Families displaced after vacant Miami home collapses amid heavy rain, scattering debris

The incident happened at 1790 Northwest 3rd Street in Miami's Little Havana neighborhood

NBC Universal, Inc.

Surveillance video showed the moment a vacant building collapsed in Miami’s Little Havana neighborhood amid heavy rainfall.

Two families have been displaced after a vacant home next door to them collapsed in Miami early Thursday, sending debris through the roof of one home and heavily damaging another amid heavy rainfall.

The incident happened at 1790 Northwest 3rd Street in Miami's Little Havana neighborhood.

Courtesy: Miami Fire Rescue

According to Miami Fire Rescue officials, the abandoned four-plex fell to pieces around 3 a.m., scattering debris.

Surveillance video from a nearby home showed the moment the building came crashing down.

Surveillance video showed the moment a vacant building collapsed in Miami's Little Havana neighborhood amid heavy rainfall.

The families that lived next door and behind the complex escaped unharmed but both homes suffered damage.

The fallen structure was set to be demolished, and already had no roof, according to Miami Fire Rescue spokesman Ignatius Carroll.

“It’s been vacant for two months,” Carroll said. He added that the heavy rains Wednesday and early Thursday likely played a role in the building’s collapse.
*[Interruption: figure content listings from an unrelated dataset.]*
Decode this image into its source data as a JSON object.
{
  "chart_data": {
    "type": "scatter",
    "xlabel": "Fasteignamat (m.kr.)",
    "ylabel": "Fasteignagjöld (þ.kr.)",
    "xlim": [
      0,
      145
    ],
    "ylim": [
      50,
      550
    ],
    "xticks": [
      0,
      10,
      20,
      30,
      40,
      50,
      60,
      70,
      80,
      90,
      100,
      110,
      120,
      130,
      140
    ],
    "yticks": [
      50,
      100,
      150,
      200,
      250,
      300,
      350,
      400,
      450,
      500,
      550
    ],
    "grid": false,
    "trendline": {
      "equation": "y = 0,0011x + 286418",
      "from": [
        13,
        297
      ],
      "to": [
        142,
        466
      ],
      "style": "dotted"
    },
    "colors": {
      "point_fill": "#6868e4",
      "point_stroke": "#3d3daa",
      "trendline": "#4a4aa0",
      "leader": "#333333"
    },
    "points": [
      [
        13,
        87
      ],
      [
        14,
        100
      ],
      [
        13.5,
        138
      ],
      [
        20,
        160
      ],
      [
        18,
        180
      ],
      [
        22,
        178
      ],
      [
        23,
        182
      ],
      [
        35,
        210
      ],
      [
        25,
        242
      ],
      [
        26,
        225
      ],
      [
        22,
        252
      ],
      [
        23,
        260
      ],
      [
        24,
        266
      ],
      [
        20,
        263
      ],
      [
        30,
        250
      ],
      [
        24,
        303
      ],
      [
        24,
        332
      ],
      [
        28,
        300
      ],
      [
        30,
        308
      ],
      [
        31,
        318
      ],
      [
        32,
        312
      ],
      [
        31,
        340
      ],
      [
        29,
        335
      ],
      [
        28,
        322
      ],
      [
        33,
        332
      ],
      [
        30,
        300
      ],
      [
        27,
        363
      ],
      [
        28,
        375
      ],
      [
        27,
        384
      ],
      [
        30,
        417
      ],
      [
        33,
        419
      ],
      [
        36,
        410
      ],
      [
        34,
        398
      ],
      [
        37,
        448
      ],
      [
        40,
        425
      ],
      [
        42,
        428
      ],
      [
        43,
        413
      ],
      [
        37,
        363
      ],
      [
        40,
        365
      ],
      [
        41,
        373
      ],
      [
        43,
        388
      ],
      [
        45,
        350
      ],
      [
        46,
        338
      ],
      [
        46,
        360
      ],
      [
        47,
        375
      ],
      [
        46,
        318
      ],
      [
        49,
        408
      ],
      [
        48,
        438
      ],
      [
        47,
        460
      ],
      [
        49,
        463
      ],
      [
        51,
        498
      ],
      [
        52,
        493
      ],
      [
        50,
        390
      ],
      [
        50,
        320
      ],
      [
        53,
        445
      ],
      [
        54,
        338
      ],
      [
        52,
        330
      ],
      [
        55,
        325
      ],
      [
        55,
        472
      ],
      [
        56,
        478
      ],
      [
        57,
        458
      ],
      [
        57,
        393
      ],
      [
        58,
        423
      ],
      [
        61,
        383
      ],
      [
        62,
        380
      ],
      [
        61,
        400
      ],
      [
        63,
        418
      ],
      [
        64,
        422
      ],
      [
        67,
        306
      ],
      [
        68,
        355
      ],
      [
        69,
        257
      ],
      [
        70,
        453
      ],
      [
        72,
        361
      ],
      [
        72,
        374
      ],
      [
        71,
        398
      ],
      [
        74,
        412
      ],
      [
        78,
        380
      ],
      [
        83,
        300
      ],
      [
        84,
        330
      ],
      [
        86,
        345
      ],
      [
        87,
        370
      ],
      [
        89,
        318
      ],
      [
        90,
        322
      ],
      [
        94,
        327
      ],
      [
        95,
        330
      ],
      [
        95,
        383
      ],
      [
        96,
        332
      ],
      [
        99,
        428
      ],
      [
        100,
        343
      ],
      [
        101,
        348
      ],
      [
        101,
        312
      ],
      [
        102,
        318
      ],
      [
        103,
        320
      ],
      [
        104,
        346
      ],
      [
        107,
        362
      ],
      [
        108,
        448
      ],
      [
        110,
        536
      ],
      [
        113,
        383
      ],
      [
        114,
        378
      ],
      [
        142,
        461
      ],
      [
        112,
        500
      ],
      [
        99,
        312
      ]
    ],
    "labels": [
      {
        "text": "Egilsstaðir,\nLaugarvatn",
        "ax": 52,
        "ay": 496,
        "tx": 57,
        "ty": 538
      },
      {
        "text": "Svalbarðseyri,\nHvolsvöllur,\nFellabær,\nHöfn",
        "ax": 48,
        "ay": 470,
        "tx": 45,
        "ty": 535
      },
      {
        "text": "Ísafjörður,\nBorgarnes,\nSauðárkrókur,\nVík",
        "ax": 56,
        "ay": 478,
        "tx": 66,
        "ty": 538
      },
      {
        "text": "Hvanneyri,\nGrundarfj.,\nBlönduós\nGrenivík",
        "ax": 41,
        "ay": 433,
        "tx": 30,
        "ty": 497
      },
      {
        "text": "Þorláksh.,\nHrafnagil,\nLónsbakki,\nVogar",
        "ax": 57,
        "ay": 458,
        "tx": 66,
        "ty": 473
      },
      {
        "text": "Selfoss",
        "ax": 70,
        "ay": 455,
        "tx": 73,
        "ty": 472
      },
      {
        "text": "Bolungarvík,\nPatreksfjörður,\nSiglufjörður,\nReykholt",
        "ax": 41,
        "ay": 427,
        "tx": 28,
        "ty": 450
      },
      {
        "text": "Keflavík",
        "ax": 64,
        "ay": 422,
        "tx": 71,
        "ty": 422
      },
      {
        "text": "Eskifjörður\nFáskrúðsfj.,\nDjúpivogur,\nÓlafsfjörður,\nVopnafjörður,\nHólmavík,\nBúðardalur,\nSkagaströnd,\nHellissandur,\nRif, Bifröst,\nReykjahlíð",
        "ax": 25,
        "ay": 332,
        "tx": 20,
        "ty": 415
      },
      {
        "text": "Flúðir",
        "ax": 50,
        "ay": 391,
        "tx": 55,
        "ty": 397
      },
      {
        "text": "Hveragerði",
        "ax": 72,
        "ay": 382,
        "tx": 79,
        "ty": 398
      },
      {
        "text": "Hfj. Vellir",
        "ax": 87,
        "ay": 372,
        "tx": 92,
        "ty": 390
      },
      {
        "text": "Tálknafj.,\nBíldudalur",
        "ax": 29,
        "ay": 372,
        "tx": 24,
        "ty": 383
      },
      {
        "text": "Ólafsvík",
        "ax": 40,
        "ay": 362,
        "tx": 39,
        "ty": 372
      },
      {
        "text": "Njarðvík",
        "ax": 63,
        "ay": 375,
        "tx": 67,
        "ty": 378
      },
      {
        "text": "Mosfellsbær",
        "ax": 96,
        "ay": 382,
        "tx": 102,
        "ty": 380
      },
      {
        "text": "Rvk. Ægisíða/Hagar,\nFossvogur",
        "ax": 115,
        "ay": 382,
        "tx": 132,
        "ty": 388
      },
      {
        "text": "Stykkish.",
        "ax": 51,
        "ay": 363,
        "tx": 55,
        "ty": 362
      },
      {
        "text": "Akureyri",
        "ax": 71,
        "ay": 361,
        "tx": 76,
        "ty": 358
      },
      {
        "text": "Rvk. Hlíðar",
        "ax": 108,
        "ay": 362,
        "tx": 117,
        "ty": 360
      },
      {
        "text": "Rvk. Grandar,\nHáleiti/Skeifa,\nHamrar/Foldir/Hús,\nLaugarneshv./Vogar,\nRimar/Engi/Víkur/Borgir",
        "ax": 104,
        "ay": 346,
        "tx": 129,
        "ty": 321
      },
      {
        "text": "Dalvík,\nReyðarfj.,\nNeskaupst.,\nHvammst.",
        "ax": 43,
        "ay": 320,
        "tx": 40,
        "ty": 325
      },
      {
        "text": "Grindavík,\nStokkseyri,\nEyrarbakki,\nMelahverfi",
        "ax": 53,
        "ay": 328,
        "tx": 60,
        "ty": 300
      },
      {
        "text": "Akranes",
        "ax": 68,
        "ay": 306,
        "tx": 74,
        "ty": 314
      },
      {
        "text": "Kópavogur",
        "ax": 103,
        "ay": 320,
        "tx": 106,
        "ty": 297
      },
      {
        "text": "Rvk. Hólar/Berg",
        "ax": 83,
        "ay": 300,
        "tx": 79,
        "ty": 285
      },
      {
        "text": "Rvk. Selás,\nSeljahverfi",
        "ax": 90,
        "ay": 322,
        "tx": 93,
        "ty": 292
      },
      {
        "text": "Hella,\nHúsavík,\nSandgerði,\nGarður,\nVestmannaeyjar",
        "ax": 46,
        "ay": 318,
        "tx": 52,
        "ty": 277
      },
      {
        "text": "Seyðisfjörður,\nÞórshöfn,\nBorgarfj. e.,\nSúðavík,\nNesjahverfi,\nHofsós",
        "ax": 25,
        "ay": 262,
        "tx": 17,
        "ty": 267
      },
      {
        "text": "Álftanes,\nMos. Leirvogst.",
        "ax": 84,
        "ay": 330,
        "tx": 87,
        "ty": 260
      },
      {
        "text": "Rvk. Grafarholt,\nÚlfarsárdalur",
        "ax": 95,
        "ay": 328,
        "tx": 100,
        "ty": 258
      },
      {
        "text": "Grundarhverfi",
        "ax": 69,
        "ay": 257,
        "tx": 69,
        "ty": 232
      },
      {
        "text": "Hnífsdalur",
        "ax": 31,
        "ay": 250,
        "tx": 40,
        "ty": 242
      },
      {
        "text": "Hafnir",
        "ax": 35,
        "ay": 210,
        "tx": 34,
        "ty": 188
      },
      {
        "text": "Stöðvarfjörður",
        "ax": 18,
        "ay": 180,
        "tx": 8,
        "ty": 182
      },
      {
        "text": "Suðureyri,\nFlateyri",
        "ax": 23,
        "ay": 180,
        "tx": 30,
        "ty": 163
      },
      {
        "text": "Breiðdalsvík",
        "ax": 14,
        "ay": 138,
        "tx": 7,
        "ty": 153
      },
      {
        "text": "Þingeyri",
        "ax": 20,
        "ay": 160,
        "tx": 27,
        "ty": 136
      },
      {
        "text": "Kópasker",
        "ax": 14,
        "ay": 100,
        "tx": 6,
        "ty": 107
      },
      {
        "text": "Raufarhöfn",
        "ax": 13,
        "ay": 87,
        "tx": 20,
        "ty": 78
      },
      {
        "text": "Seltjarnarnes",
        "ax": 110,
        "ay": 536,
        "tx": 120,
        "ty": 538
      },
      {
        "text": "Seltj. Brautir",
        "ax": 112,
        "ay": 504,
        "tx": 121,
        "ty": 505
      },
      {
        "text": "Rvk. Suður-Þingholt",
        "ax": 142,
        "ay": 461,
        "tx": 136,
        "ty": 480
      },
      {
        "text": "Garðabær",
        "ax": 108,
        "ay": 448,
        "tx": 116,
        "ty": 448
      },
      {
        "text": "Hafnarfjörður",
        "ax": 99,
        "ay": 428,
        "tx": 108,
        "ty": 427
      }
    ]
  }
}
Courtesy: Miami Fire Rescue

"We're gonna look at a combination of factors that may have contributed to this collapsing," Carroll said. "We understand the roof being removed obviously allowed a lot of the wind and water to accumulate inside."

Carlos Hernandez, who used to live in the collapsed structure, said he was sad but not surprised it fell.

"The city told us to get out for like the past three years and we left like two and a half months ago. Imagine if we would've stayed there still," Hernandez said.

Carroll said a couple and their adult son were in one adjacent home at the time of the collapse, which caused major damage to their roof.

"We believe that the noise from the initial structure collapse probably woke them up and got them out of that area before their roof collapsed," Carroll said.

At the other home, a duplex, a family with young children had to evacuate after their building was deemed unstable, Carroll said.

Investigators brought out cadaver dogs and bulldozers to remove debris, and check for anyone who might have been inside the structure when it fell, since a homeless person had been known to freguent the building, Carroll said.

Some animals were also displaced due to the collapse.